Shortly after the credits were issued, the housing market crashed. The equipment now sits idle in a lumberyard in Turner, outside Salem. The 17 investors, however, continue to receive the tax break.
“The problem is, we’re taking taxpayer money that is supposed to be accomplishing energy efficiency or power generation and instead we’re putting it into the financial market,” says Jody Wiser, who leads a watchdog group that wants changes to the energy subsidies. A better way, Wiser suggests, would be to give clean energy or energy conservation companies outright grants, thereby saving millions that wind up in the hands of investors.
Corporations doing business in Oregon took a keener interest in the tax credits after the 2007 expansion of the program, which upped the maximum incentives to $20 million for solar facilities and $10 million for wind farms. State records show the amount of tax credits bought by third parties shot up to $152 million — more than triple the amount of the previous year.

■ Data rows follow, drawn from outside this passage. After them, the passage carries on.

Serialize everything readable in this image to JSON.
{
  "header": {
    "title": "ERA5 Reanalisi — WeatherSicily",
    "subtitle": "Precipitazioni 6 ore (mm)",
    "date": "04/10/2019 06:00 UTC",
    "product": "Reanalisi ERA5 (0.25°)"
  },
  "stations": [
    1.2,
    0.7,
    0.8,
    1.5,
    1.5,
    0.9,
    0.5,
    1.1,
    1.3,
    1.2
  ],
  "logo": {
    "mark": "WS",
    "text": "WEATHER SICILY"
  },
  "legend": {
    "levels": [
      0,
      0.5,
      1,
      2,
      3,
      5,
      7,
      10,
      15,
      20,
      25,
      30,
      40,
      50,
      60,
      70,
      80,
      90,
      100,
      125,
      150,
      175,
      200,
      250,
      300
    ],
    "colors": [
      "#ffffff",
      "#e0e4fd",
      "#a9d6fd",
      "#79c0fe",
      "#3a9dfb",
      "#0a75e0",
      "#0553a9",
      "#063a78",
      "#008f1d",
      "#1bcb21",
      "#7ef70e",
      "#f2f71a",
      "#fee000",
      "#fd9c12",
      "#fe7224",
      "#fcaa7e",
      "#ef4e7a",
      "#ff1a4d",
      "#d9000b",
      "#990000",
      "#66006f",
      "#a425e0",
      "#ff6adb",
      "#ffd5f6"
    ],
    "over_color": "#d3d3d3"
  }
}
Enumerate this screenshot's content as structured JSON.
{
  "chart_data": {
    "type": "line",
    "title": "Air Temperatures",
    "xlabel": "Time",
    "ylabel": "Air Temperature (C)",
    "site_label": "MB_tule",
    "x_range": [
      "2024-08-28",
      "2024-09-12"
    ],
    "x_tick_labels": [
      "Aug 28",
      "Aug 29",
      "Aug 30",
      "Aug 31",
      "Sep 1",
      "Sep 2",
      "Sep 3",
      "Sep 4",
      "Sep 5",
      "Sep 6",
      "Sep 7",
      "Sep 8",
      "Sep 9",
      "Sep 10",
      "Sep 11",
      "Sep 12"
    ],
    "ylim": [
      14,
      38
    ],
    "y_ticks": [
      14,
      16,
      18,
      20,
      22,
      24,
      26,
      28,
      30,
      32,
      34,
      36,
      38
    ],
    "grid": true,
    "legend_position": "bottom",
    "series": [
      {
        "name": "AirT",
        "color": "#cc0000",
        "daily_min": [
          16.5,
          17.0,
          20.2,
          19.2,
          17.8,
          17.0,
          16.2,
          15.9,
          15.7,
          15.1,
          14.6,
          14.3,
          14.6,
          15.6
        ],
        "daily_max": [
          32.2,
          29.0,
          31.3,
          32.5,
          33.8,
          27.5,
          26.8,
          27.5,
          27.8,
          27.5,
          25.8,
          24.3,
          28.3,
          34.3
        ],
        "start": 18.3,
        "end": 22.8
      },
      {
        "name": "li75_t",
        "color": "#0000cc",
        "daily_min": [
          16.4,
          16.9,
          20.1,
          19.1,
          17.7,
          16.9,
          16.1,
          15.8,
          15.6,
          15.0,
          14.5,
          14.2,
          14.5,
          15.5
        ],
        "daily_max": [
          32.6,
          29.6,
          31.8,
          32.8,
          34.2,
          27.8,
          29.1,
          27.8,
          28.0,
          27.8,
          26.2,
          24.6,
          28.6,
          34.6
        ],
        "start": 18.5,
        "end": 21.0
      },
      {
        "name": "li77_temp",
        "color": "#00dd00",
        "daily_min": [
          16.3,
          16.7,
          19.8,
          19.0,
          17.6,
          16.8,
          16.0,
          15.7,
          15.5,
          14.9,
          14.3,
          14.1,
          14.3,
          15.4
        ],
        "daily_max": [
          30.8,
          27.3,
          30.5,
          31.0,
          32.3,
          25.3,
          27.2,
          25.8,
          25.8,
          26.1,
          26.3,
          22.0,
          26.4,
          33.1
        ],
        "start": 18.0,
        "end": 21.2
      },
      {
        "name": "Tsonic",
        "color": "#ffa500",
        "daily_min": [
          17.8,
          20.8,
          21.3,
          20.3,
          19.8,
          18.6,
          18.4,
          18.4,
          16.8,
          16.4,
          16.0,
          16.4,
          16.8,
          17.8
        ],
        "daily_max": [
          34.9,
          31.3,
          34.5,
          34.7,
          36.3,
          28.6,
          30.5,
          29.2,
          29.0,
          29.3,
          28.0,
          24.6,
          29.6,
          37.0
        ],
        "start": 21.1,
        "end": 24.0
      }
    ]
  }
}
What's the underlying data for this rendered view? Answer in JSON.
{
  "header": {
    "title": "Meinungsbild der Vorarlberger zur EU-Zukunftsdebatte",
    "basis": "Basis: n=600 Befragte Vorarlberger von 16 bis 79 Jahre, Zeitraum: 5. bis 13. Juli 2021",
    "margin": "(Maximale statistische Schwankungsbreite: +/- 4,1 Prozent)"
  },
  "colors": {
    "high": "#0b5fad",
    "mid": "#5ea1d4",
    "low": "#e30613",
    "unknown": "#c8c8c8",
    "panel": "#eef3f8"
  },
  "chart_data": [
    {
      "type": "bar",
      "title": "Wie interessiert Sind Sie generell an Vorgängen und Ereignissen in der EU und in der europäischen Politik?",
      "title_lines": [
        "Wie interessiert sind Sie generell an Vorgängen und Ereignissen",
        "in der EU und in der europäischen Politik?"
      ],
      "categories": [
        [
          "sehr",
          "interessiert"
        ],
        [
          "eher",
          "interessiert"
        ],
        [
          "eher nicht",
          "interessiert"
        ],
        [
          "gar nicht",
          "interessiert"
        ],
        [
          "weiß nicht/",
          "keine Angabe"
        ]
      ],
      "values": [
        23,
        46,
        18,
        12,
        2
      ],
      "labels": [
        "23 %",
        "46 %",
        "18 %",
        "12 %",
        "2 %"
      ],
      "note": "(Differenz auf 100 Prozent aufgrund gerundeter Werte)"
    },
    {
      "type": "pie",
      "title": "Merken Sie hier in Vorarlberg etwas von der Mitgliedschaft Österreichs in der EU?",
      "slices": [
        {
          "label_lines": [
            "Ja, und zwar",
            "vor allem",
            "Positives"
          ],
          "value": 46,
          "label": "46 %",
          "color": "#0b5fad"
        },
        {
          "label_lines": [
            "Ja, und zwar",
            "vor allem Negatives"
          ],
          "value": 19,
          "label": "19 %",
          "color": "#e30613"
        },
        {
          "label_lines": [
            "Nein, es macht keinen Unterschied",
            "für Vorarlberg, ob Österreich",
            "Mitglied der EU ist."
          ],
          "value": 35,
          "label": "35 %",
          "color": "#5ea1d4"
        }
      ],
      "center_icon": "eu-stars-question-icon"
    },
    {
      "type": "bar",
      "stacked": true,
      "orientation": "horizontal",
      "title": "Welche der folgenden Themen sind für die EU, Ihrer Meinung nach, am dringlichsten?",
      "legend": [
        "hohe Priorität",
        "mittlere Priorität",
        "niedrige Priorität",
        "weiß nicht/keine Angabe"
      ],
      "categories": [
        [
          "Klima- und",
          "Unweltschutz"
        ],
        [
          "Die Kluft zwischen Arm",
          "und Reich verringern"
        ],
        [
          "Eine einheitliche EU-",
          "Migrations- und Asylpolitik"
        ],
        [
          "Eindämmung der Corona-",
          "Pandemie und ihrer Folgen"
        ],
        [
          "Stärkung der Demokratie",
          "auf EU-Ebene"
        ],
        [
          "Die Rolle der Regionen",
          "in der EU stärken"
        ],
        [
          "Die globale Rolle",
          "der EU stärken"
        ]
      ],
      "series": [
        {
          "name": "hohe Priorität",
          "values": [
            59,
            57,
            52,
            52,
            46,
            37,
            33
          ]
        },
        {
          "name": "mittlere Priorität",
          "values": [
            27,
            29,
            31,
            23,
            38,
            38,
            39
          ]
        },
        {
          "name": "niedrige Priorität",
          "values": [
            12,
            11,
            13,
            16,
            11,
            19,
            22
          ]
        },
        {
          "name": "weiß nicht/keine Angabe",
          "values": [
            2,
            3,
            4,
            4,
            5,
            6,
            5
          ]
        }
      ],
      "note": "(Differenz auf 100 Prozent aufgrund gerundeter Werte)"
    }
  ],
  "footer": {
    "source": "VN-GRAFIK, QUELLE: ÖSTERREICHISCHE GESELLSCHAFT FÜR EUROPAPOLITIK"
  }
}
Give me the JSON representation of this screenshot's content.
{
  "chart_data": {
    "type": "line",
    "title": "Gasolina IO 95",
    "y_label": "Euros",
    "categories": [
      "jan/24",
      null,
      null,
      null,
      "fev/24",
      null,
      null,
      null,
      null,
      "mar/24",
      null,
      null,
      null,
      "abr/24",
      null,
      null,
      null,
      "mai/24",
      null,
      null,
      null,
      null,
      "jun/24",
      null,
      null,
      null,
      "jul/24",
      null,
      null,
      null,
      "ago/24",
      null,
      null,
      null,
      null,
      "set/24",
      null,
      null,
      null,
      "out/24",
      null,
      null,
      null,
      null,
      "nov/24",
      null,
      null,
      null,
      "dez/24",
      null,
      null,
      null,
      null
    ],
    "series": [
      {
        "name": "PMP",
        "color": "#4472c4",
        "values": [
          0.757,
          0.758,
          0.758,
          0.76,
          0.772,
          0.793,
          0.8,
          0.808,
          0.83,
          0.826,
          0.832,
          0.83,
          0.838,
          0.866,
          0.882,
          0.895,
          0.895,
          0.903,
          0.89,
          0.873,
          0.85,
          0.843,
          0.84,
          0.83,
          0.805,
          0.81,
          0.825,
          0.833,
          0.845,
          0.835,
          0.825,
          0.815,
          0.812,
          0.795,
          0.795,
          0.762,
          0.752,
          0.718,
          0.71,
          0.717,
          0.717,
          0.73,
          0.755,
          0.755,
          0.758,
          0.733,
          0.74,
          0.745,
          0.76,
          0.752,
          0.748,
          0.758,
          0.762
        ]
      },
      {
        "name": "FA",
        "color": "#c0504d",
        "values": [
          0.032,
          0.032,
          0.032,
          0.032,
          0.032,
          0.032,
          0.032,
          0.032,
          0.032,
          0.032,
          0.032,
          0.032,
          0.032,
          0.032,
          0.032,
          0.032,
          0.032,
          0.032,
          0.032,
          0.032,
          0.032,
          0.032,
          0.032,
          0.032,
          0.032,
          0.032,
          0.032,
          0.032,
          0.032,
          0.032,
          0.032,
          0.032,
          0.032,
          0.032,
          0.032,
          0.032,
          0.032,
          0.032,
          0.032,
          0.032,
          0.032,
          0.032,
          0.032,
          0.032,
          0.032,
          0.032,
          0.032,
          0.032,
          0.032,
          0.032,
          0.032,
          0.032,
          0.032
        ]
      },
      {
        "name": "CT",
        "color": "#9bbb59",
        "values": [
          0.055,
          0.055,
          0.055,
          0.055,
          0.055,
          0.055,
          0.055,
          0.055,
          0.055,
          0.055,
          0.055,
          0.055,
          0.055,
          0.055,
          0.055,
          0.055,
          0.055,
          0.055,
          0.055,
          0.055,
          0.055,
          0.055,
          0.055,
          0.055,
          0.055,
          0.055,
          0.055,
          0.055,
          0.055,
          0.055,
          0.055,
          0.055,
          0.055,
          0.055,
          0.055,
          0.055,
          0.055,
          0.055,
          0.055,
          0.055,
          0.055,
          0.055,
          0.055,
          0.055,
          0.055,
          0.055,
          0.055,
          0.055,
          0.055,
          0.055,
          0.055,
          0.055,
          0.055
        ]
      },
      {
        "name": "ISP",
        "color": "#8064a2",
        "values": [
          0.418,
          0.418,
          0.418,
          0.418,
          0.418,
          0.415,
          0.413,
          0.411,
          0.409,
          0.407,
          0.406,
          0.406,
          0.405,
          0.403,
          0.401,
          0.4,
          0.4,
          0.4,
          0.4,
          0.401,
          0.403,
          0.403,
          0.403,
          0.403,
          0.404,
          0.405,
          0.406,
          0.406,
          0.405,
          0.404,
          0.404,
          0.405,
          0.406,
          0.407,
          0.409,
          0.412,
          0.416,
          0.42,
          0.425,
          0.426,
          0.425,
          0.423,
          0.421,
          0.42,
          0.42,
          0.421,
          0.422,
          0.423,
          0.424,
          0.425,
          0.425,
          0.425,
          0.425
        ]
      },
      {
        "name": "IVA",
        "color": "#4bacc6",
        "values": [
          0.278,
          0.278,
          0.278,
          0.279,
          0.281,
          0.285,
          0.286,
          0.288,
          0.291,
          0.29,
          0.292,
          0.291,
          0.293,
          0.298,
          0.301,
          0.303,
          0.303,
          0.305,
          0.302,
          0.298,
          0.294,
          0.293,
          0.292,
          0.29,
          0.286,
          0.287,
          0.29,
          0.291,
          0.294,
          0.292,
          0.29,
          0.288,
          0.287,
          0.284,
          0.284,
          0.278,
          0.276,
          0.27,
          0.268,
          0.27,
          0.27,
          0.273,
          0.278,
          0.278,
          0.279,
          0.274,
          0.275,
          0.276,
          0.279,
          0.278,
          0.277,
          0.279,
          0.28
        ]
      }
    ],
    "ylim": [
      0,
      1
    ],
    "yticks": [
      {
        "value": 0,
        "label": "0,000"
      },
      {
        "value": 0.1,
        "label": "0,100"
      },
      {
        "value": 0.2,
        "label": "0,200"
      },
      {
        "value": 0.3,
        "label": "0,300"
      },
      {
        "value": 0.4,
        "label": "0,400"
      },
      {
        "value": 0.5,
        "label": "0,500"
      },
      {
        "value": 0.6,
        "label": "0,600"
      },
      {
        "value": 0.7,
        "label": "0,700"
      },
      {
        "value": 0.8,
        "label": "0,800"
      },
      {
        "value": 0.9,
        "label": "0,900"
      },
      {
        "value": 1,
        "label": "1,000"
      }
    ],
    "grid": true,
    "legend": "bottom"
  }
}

Gov. Ted Kulongoski and state energy officials say they recognize problems with the energy tax credits and are working to overhaul the program when state lawmakers convene for a short session in February. Among the targets of the overhaul is the pass-through option.
“The governor believes there’s been a public value to the program,” says Anna Richter Taylor, Kulongoski’s spokeswoman. “That said, he also is very supportive of efforts to align the rate better with other public investment portfolios.”
The current rules allow third parties to buy the tax credits at about 67 cents on the dollar and take the tax breaks over five years. For most, that means an annualized rate of return of about 10 percent – a rate that far exceeds what most people are getting on short term investments, such as bank CDs. Acting state Energy Department director Mark Long is pushing for a rate that would be more in line with other types of market investments — about 3.5 percent a year.
“That means more money goes to the actual project,” rather than to the investors who buy the tax credits, Long says.